Concludendo il suo ragionamento finalizzato a dimostrare la reità di Christian Leonardi, il Pubblico Ministero Fabio Scavone ha chiesto alla Corte d’Assise (presidente, Giuseppina Storaci; a latere, Alessandra Gigli) di condannare l’imputato alla pena dell’ergastolo e alla pena accessoria dell’isolamento diurno per la durata di un mese. 

L’udienza è proseguita con le arringhe dei difensori delle parti civili cosiddette minori. Le emozioni più forti le ha trasmesse l’avvocata Battaglia che, nel corso della sua arringa, ha chiesto l’esemplare condanna di Christian Leonardi, autore materiale di un duplice efferato delitto, uccidendo sia la propria moglie Eligia che Giulia, la creaturina, concepita dalla vittima e dall’imputato. Nel corso del suo appassionato intervento, l’avvocatessa Battaglia non è riuscita a trattenere le lacrime ma ha proseguito la sua arringa chiedendo alla fine, nell’interesse della Rete Centri Antiviolenza di Raffaella Mauceri, la condanna di Christian Leonardi, associandosi alla richiesta avanzata dal procuratore aggiunto, Fabio Scavone. 

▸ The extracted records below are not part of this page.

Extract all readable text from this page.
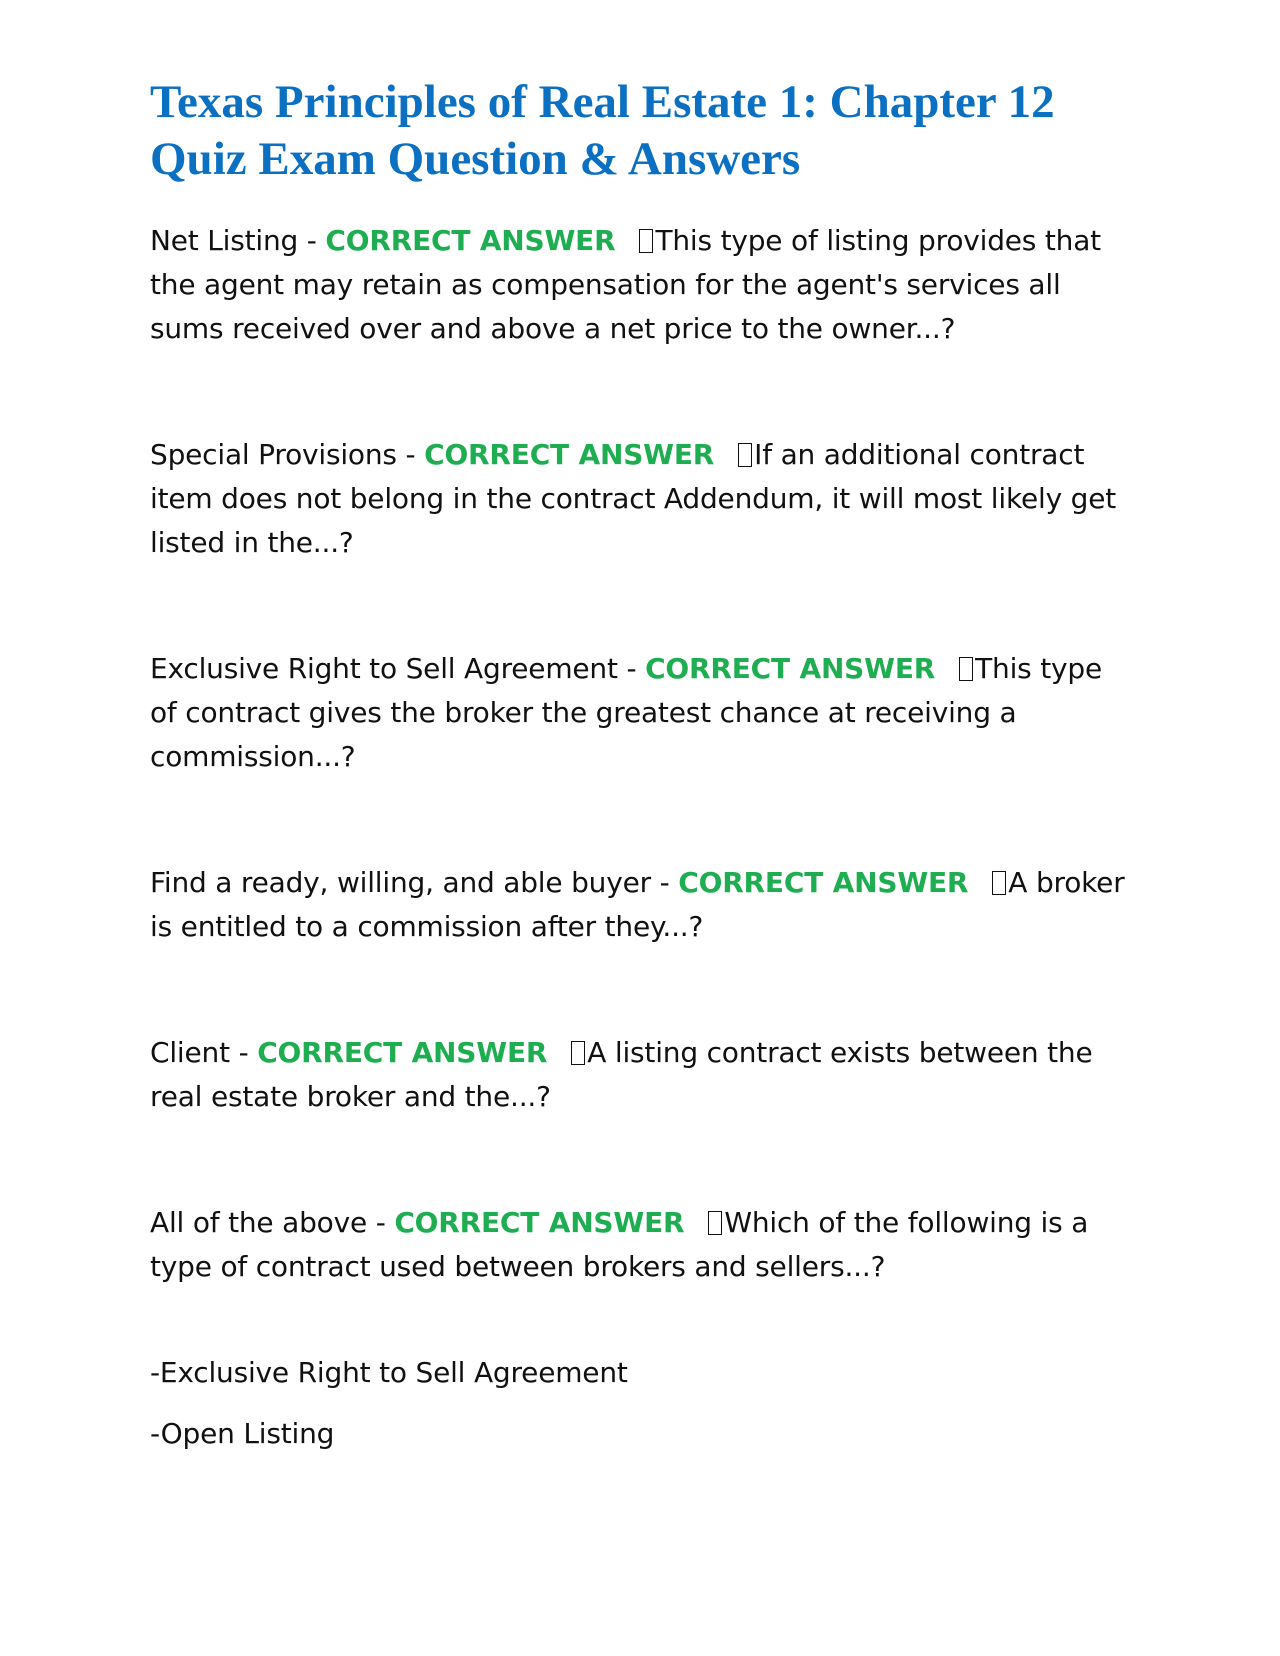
Texas Principles of Real Estate 1: Chapter 12 Quiz Exam Question & Answers

Net Listing - CORRECT ANSWER This type of listing provides that the agent may retain as compensation for the agent's services all sums received over and above a net price to the owner...?

Special Provisions - CORRECT ANSWER If an additional contract item does not belong in the contract Addendum, it will most likely get listed in the...?

Exclusive Right to Sell Agreement - CORRECT ANSWER This type of contract gives the broker the greatest chance at receiving a commission...?

Find a ready, willing, and able buyer - CORRECT ANSWER A broker is entitled to a commission after they...?

Client - CORRECT ANSWER A listing contract exists between the real estate broker and the...?

All of the above - CORRECT ANSWER Which of the following is a type of contract used between brokers and sellers...?

-Exclusive Right to Sell Agreement

-Open Listing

Tutti i legali che hanno parlato per le altre parti civili (Centro Antiviolenza Stalking “La Nereide”, in persona del legale rappresentante Presidente Adriana Prazio, con l’assistenza dell’avvocata Rossella Grande; Coordinamento Donne Siciliane, con la difesa dell’avvocato Pilar Maria Dolores Castiglia; Salvatore Aliano e Lucia Caruso, rappresentati dall’avvocata Giuseppa Giardinelli; Salvatrice Caruso, difesa dall’avvocato Maria D’Amico) si sono associati alla richiesta del Pubblico Ministero sollecitando la Corte d’Assise a condannare Christian Leonardi.

Il processo riprenderà il 24 ottobre prossimo per le arringhe dell’avvocato Cristiano Leonardo, legale delle parti civili Vittorio Ardita e Maria Caruso; dell’avvocato Francesco Villardita, difensore delle parti civili Agatino Ardita, Cristina Caruso, Danilo Pica, Margherita Cappello, Grazia Caruso e Luisa Ardita e dell’avvocato Giambattista Rizza, legale delle parti civili Francesco Ardita, Fabrizio Ardita e Luisa Ardita, rappresentanti legali della “Fondazione Eligia e Giulia Ardita contro ogni violenza e per il diritto alla vita”. 

Il 31 ottobre, infine, sono previste le arringhe degli avvocati Felicia Mancini e Vera Benini, difensori di fiducia di Christian Leonardi.

All’udienza del 24 ottobre, la Corte comunicherà quando entrerà in camera di consiglio per deliberare il verdetto contro l’ex guardia giurata.